Look at that thing.” She points to the couple beside us, both men beaming from ear to ear as they accept their award.

Their scarecrow looks like something from storybooks, with overalls, a straw hat, posed arms and, what, a wood carved face? They had time to whittle over there?

“Damn.” I say. I watch the couple accept their award. “Wait, that one only got third place?” I ask in shock.

“I tried to warn you, boss. This town is. Completely. Insane.”

“Completely,” I mutter as she throws down a rag she’d picked up to wipe her face with. With a defeated wave at the third placers, she starts to walk away.

I follow, equally defeated.

The twitchy feeling is back too. Why? What’s happening to me? Honestly, so what if we almost kissed? It was just for the paps and she was right, there would have been some pumpkin goo involved.

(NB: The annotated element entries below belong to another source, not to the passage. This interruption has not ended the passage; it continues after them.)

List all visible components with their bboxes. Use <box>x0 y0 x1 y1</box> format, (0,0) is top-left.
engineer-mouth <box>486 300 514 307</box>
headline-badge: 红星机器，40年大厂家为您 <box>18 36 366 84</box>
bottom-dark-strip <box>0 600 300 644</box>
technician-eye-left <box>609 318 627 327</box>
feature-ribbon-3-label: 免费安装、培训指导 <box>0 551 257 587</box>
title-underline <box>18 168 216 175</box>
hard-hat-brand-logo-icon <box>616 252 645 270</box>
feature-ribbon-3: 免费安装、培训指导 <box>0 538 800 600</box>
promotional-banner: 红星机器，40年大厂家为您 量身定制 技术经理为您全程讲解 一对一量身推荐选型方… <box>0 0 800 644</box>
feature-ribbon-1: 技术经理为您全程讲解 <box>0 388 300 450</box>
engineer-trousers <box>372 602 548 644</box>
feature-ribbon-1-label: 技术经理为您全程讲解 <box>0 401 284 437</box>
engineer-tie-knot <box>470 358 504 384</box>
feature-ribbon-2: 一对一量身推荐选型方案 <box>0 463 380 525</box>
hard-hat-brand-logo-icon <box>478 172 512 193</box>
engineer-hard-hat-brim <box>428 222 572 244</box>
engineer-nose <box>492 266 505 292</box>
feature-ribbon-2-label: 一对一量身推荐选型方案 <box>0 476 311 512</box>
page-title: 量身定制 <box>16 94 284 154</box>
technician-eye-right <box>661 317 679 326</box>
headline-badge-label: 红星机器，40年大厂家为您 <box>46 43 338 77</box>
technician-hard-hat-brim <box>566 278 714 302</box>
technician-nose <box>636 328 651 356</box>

Who cares? Not me. I just wanted to have fun anyway, right?

We didn’t kiss. Fine.

We didn’t win. Fine.

I’m not bothered.

We did what we set out to do. End of.

First town appearance is in the books.

Now I bet she’ll shoo me away back to the city. Where I will read every single syllable of the spreadsheet she sent. Whenever the next activity comes, I’ll be ready.